Micro-CT Based Experimental Liver Imaging Using a Nanoparticulate Contrast Agent: A Longitudinal Study in Mice

Background Micro-CT imaging of liver disease in mice relies on high soft tissue contrast to detect small lesions like liver metastases. Purpose of this study was to characterize the localization and time course of contrast enhancement of a nanoparticular alkaline earth metal-based contrast agent (VISCOVER ExiTron nano) developed for small animal liver CT imaging. Methodology ExiTron nano 6000 and ExiTron nano 12000, formulated for liver/spleen imaging and angiography, respectively, were intravenously injected in C57BL/6J-mice. The distribution and time course of contrast enhancement were analysed by repeated micro-CT up to 6 months. Finally, mice developing liver metastases after intrasplenic injection of colon carcinoma cells underwent longitudinal micro-CT imaging after a single injection of ExiTron nano. Principal Findings After a single injection of ExiTron nano the contrast of liver and spleen peaked after 4–8 hours, lasted up to several months and was tolerated well by all mice.
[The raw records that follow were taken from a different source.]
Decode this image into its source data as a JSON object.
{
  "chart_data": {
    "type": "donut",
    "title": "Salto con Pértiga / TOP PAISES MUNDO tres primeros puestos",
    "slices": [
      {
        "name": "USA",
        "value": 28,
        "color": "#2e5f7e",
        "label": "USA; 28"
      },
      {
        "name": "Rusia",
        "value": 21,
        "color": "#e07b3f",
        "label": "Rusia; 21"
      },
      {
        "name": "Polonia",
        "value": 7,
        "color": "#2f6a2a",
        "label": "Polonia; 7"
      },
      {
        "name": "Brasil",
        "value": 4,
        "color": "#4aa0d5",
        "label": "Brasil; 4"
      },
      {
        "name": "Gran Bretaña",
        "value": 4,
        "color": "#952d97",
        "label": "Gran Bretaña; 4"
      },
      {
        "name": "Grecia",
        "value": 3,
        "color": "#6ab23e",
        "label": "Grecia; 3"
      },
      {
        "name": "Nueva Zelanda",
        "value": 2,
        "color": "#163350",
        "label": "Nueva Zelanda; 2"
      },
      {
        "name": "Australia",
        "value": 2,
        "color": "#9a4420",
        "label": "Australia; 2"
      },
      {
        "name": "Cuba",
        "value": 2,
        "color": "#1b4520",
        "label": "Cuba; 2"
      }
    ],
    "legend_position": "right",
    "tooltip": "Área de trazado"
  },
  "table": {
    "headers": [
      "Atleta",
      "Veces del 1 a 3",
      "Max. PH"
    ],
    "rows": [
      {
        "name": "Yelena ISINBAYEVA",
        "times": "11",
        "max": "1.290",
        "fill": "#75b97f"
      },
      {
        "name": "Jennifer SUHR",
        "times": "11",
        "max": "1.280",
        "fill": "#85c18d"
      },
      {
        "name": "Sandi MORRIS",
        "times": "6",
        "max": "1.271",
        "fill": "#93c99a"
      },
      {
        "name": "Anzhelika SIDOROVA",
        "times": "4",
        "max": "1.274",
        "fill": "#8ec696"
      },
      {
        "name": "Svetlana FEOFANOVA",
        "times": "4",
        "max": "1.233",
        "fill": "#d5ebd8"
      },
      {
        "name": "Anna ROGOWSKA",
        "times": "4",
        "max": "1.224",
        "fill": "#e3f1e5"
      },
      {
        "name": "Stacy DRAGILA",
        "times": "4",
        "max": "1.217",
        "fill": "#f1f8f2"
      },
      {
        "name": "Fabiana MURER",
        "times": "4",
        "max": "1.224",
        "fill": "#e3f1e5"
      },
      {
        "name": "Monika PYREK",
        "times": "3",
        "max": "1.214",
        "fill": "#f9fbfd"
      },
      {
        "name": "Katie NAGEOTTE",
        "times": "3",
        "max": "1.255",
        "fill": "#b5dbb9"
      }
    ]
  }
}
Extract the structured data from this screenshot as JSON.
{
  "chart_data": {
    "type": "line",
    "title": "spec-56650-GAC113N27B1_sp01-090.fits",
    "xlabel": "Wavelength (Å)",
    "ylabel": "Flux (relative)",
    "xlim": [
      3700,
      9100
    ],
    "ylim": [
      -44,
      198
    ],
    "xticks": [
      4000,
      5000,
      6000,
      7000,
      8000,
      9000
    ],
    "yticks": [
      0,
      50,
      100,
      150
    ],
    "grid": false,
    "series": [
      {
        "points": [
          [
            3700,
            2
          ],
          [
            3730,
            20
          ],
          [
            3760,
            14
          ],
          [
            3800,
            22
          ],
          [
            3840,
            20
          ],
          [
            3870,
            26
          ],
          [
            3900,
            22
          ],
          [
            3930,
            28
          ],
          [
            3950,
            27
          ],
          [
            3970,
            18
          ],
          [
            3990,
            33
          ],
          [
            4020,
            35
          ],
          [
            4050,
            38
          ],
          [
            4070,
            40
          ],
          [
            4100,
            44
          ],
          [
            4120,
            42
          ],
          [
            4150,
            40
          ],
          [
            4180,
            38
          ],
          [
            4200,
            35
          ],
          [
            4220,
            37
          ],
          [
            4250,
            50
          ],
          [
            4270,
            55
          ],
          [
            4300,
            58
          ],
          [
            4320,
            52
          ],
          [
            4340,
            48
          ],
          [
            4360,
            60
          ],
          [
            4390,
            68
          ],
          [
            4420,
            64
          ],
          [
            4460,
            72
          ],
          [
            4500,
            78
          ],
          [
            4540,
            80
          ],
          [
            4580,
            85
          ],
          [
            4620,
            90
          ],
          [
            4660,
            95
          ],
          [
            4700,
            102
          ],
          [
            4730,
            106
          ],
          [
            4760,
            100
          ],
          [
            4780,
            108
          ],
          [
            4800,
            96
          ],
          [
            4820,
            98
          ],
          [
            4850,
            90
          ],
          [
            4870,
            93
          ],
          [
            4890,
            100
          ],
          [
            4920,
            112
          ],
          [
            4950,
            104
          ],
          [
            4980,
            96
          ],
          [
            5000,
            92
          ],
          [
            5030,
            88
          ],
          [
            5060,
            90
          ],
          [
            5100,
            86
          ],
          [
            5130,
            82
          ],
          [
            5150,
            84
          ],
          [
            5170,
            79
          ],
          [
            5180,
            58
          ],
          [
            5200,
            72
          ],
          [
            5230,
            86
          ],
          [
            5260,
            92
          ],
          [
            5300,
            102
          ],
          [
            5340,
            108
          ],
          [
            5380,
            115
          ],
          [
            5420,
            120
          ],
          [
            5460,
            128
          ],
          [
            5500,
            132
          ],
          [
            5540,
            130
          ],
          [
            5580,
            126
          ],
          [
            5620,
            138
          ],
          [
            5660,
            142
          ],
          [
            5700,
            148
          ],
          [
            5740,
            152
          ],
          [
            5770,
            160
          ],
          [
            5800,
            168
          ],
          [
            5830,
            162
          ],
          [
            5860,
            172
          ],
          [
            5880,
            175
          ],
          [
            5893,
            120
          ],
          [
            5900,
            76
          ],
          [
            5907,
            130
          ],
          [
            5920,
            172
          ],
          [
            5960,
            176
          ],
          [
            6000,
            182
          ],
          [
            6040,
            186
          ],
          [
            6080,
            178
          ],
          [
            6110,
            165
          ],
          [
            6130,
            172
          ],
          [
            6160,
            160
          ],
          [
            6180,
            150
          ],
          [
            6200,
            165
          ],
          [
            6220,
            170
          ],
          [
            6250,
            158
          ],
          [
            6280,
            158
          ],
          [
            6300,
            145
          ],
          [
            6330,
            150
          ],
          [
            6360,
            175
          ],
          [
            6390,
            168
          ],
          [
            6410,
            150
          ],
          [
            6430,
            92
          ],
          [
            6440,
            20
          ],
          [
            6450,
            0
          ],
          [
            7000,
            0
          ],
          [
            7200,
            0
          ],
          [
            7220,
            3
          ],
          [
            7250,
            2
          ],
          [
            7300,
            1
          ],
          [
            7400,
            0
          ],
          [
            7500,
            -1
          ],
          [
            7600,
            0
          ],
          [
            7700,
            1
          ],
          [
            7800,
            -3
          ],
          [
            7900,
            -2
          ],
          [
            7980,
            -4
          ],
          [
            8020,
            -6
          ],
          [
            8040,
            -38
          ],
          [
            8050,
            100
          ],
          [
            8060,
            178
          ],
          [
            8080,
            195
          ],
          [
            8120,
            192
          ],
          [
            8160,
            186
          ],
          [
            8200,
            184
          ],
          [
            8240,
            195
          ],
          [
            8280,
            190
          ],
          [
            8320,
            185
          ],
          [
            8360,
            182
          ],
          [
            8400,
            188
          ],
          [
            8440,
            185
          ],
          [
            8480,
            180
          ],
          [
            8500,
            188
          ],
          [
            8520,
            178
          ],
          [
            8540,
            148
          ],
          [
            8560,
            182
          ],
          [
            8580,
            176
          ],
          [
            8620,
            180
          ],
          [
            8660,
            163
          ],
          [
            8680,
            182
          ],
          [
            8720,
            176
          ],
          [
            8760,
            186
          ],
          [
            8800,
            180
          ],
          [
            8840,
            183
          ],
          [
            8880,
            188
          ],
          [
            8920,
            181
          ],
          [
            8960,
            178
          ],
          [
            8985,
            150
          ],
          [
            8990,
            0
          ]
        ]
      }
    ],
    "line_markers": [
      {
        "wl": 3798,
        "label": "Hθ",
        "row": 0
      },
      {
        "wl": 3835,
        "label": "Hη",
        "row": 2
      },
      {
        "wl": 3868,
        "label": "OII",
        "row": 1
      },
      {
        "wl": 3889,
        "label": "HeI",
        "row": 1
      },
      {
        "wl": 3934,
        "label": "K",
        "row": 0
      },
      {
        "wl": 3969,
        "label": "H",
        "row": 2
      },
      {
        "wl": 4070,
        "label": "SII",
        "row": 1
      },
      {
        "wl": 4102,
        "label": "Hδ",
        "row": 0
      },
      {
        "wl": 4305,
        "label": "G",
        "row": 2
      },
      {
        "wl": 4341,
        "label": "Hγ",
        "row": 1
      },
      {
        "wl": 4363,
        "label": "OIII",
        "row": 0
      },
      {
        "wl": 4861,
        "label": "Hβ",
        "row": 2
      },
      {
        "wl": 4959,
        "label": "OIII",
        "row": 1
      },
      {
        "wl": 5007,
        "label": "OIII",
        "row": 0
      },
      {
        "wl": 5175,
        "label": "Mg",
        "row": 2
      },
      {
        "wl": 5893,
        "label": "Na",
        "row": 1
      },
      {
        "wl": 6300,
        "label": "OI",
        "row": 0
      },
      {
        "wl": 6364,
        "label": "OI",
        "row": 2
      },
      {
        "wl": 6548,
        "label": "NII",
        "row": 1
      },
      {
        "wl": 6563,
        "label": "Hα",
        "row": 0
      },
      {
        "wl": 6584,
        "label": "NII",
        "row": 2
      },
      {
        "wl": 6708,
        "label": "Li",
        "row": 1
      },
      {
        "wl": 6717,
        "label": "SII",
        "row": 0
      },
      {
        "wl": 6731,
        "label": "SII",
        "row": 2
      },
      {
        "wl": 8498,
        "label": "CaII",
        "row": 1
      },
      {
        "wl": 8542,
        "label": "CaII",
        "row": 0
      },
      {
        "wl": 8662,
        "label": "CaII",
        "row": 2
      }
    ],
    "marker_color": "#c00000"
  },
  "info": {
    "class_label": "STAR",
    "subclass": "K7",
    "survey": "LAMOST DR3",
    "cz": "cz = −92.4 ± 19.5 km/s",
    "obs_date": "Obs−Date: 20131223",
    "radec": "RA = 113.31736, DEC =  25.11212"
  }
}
In addition, strong contrast enhancement of abdominal and mediastinal lymph nodes and the adrenal glands was observed. Within the first two hours after injection, particularly ExiTron nano 12000 provided pronounced contrast for imaging of vascular structures. ExiTron nano facilitated detection of liver metastases and provided sufficient contrast for longitudinal observation of tumor development over weeks. Conclusions The nanoparticulate contrast agents ExiTron nano 6000 and 12000 provide strong contrast of the liver, spleen, lymph nodes and adrenal glands up to weeks, hereby allowing longitudinal monitoring of pathological processes of these organs in small animals, with ExiTron nano 12000 being particularly optimized for angiography due to its very high initial vessel contrast.